2
votes

Apache Pig - How to read data from CSV file with data optionally enclosed within double quotes?

Sample data is provided below:

"Traditional",0.03,"Department, of Housing and Urban Development (HUD)",0.01 

Expected Output :

Traditional  0.03  Department, of Housing and Urban Development (HUD)  0.01

In the above example we have 4 columns. 2 are enclosed in double quotes and 2 are not and are of floating data type.
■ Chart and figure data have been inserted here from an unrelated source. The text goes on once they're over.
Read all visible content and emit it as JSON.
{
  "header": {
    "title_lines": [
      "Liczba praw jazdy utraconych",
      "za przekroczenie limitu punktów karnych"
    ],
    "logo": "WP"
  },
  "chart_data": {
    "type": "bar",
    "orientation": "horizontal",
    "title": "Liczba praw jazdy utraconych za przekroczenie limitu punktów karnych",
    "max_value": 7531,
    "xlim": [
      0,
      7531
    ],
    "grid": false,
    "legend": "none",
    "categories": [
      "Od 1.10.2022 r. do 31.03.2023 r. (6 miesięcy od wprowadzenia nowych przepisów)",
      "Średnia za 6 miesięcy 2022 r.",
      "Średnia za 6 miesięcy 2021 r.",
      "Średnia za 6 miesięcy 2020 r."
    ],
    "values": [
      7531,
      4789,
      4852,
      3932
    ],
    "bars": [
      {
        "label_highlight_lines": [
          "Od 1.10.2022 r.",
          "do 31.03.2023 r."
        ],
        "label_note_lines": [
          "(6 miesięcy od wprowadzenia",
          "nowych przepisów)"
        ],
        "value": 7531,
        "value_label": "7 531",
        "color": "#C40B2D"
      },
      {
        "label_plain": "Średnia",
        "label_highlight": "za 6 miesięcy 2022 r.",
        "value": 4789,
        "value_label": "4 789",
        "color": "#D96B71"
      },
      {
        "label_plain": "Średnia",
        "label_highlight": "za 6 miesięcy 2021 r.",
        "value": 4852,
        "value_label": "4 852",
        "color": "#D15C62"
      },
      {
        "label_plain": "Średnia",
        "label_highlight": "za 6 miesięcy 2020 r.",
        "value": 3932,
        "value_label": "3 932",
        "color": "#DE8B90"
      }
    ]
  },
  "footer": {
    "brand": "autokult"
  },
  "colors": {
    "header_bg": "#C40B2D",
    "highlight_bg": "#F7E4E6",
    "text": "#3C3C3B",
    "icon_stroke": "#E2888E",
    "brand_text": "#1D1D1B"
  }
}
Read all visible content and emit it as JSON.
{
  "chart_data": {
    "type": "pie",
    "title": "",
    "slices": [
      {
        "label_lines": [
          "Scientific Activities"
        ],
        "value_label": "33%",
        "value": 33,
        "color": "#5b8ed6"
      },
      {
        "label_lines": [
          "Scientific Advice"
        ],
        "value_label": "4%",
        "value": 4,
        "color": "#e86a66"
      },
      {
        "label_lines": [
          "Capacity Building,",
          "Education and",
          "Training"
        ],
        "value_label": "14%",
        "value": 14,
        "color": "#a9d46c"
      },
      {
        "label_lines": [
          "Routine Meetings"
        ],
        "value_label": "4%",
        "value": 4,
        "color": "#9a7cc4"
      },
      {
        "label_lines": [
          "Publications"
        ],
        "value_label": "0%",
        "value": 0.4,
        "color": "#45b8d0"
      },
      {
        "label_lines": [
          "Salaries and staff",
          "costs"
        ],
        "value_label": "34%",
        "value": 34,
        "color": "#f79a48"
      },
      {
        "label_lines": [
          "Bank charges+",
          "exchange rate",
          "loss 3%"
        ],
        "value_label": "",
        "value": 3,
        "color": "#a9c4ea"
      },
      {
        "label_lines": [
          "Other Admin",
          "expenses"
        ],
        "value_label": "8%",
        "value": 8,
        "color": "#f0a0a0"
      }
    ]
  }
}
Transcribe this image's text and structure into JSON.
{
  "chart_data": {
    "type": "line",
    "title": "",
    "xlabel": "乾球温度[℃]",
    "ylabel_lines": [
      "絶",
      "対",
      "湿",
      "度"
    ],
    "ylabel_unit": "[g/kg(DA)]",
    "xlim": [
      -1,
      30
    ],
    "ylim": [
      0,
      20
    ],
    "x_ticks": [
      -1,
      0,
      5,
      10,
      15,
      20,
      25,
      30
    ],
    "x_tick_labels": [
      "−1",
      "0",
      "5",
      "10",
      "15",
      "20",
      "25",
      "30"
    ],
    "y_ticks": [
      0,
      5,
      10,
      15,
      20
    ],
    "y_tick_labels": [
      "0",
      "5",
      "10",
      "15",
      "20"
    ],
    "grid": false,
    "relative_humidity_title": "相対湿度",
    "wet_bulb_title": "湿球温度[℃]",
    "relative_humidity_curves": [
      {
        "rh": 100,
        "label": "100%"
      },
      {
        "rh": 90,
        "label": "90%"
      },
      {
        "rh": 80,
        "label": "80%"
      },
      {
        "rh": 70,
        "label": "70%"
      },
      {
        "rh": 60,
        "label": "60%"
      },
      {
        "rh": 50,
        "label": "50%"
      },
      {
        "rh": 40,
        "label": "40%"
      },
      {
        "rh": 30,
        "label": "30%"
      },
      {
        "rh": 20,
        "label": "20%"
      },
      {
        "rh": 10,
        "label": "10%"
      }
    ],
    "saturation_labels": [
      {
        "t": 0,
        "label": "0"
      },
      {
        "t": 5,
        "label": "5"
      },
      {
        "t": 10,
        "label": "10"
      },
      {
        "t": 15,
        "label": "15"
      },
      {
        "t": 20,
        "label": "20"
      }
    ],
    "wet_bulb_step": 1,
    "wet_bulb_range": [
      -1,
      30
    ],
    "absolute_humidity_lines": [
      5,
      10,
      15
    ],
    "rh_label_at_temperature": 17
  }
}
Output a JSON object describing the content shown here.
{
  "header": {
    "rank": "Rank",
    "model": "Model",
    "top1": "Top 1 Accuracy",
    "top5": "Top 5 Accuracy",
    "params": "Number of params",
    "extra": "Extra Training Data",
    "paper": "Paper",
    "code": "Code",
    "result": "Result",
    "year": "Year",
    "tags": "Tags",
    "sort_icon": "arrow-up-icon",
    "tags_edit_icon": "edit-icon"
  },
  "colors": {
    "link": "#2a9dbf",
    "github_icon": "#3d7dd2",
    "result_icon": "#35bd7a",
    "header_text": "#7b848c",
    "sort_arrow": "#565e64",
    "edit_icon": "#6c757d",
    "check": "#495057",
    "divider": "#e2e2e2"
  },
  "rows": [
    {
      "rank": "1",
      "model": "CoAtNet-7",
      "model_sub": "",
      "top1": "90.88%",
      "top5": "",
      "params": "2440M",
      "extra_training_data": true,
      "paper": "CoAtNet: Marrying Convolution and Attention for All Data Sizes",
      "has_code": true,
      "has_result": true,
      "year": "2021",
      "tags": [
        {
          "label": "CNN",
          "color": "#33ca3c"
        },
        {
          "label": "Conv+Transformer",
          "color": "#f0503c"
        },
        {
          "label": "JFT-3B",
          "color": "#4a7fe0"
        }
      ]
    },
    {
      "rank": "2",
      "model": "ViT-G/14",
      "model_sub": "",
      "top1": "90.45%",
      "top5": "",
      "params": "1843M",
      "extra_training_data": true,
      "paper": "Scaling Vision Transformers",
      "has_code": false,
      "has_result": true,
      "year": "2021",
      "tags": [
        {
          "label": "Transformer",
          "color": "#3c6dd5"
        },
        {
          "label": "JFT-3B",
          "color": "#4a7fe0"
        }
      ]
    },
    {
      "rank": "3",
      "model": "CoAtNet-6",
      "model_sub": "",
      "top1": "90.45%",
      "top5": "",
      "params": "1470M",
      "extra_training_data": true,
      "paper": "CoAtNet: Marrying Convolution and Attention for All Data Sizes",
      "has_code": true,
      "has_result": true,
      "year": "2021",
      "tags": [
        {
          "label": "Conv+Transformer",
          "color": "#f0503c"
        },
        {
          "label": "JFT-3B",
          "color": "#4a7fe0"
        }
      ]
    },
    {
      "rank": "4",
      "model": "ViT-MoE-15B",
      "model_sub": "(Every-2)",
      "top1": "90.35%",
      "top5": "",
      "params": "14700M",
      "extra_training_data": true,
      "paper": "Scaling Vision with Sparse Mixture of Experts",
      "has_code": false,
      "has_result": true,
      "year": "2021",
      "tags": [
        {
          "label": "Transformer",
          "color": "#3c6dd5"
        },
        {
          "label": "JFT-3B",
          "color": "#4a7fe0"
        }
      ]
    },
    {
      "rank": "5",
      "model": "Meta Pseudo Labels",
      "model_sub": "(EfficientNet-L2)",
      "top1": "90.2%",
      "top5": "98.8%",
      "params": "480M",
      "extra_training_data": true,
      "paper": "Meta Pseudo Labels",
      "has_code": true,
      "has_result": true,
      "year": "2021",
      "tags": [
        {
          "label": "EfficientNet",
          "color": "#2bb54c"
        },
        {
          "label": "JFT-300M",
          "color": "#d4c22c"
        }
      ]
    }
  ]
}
Moreover there is 3rd column which is having a comma in the data itself.

Please help me with some Pig related API's (sample code) which would help to split the data correctly and process them using positional notation say $0, $1, $2, $3.

I have explored CSVExcelStorage and CSVLoader from PiggyBank, but I am not able to split properly.

2

2 Answers

1
votes
a = LOAD 'filename.csv' USING PigStorage (',') AS (fieldname:chararray, fieldname2:float);

DUMP a;
1
votes

Option 1 – Using CSVLoader or CSVExcelStorage

 REGISTER piggybank.jar;
 DEFINE CSVLoader org.apache.pig.piggybank.storage.CSVLoader();

 a = load 'data' USING CSVLoader(',') AS (field1:chararray,field2:double,
                                          field3:chararray,field4:chararray);

 b = FOREACH a GENERATE $0,$1,$2,$3;

 DUMP b;

Option 2 – TextLoader + STRSPLIT + REPLACE

 A = LOAD '/path/to/files/' USING TextLoader() AS (line:chararray);

 B = FOREACH A GENERATE REPLACE(line,'"','');

 C = FOREACH B GENERATE FLATTEN(STRSPLIT(line, ','));

 DUMP C;